Re: [PATCH 1/2] LSM: Exclusive secmark usage

[Stephen Smalley <stephen.smalley.work@gmail.com>]

On Wed, Oct 1, 2025 at 5:56 PM Casey Schaufler <casey@schaufler-ca.com> wrote:
>
> The network secmark can only be used by one security module
> at a time. Establish mechanism to identify to security modules

a mechanism to inform security modules?

> whether they have access to the secmark.
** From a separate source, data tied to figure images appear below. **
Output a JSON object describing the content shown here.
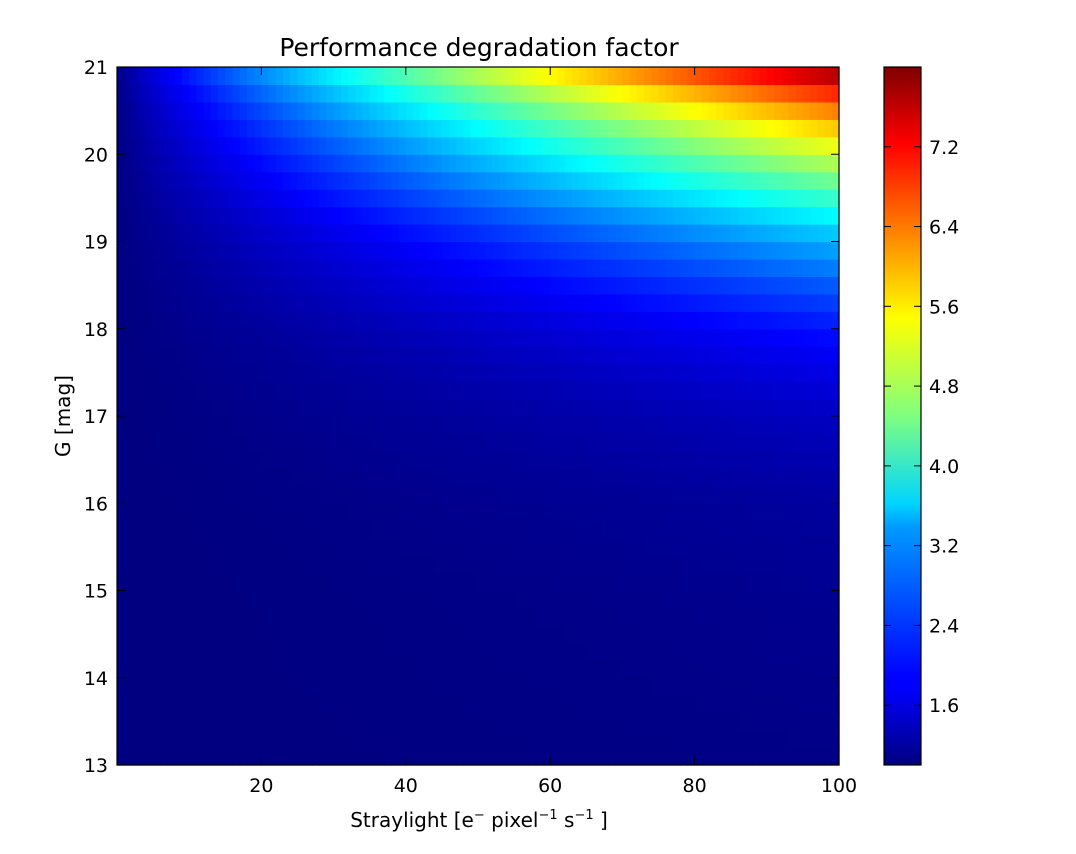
{
  "chart_data": {
    "type": "heatmap",
    "title": "Performance degradation factor",
    "xlabel": {
      "base": "Straylight [e",
      "sup1": "−",
      "mid1": " pixel",
      "sup2": "−1",
      "mid2": " s",
      "sup3": "−1",
      "end": " ]"
    },
    "ylabel": "G [mag]",
    "xlim": [
      0,
      100
    ],
    "ylim": [
      13,
      21
    ],
    "x_ticks": [
      "20",
      "40",
      "60",
      "80",
      "100"
    ],
    "y_ticks": [
      "13",
      "14",
      "15",
      "16",
      "17",
      "18",
      "19",
      "20",
      "21"
    ],
    "x_tick_values": [
      20,
      40,
      60,
      80,
      100
    ],
    "y_tick_values": [
      13,
      14,
      15,
      16,
      17,
      18,
      19,
      20,
      21
    ],
    "x_bins": 100,
    "y_bin_width": 0.2,
    "colormap": "jet",
    "colorbar": {
      "range": [
        1.0,
        8.0
      ],
      "ticks": [
        "1.6",
        "2.4",
        "3.2",
        "4.0",
        "4.8",
        "5.6",
        "6.4",
        "7.2"
      ],
      "tick_values": [
        1.6,
        2.4,
        3.2,
        4.0,
        4.8,
        5.6,
        6.4,
        7.2
      ]
    },
    "value_model": {
      "description_of_values": "degradation factor ≈ 1 + a(G)·x^p(G); rows every 0.2 mag from 13 to 21, columns every 1 straylight unit",
      "row_max_at_x100": [
        {
          "G": 13.0,
          "value": 1.05
        },
        {
          "G": 15.0,
          "value": 1.12
        },
        {
          "G": 16.0,
          "value": 1.22
        },
        {
          "G": 17.0,
          "value": 1.45
        },
        {
          "G": 17.6,
          "value": 1.75
        },
        {
          "G": 18.0,
          "value": 2.0
        },
        {
          "G": 18.5,
          "value": 2.5
        },
        {
          "G": 19.0,
          "value": 3.1
        },
        {
          "G": 19.4,
          "value": 3.8
        },
        {
          "G": 19.8,
          "value": 4.6
        },
        {
          "G": 20.2,
          "value": 5.5
        },
        {
          "G": 20.6,
          "value": 6.5
        },
        {
          "G": 21.0,
          "value": 8.0
        }
      ]
    }
  }
}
SELinux already
> incorparates mechanism, but it has to be added to Smack and

incorporates

> AppArmor.
>
> Signed-off-by: Casey Schaufler <casey@schaufler-ca.com>
> ---
>  include/linux/lsm_hooks.h        |  1 +
>  security/apparmor/include/net.h  |  5 +++++
>  security/apparmor/lsm.c          |  7 ++++---
>  security/security.c              |  6 ++++++
>  security/selinux/hooks.c         |  4 +++-
>  security/smack/smack.h           |  5 +++++
>  security/smack/smack_lsm.c       |  3 ++-
>  security/smack/smack_netfilter.c | 10 ++++++++--
>  8 files changed, 34 insertions(+), 7 deletions(-)
>

> diff --git a/security/security.c b/security/security.c
> index ad163f06bf7a..e59e3d403de6 100644
> --- a/security/security.c
> +++ b/security/security.c
> @@ -283,6 +283,12 @@ static void __init lsm_set_blob_sizes(struct lsm_blob_sizes *needed)
>         lsm_set_blob_size(&needed->lbs_xattr_count,
>                           &blob_sizes.lbs_xattr_count);
>         lsm_set_blob_size(&needed->lbs_bdev, &blob_sizes.lbs_bdev);
> +       if (needed->lbs_secmark) {
> +               if (blob_sizes.lbs_secmark)
> +                       needed->lbs_secmark = false;
> +               else
> +                       blob_sizes.lbs_secmark = true;
> +       }

So if I understand correctly, the first LSM to register with
lbs_secmark set wins.
Not sure that's a great idea - seemingly some LSMs may want to insist
that they get to use secmark regardless of registration order?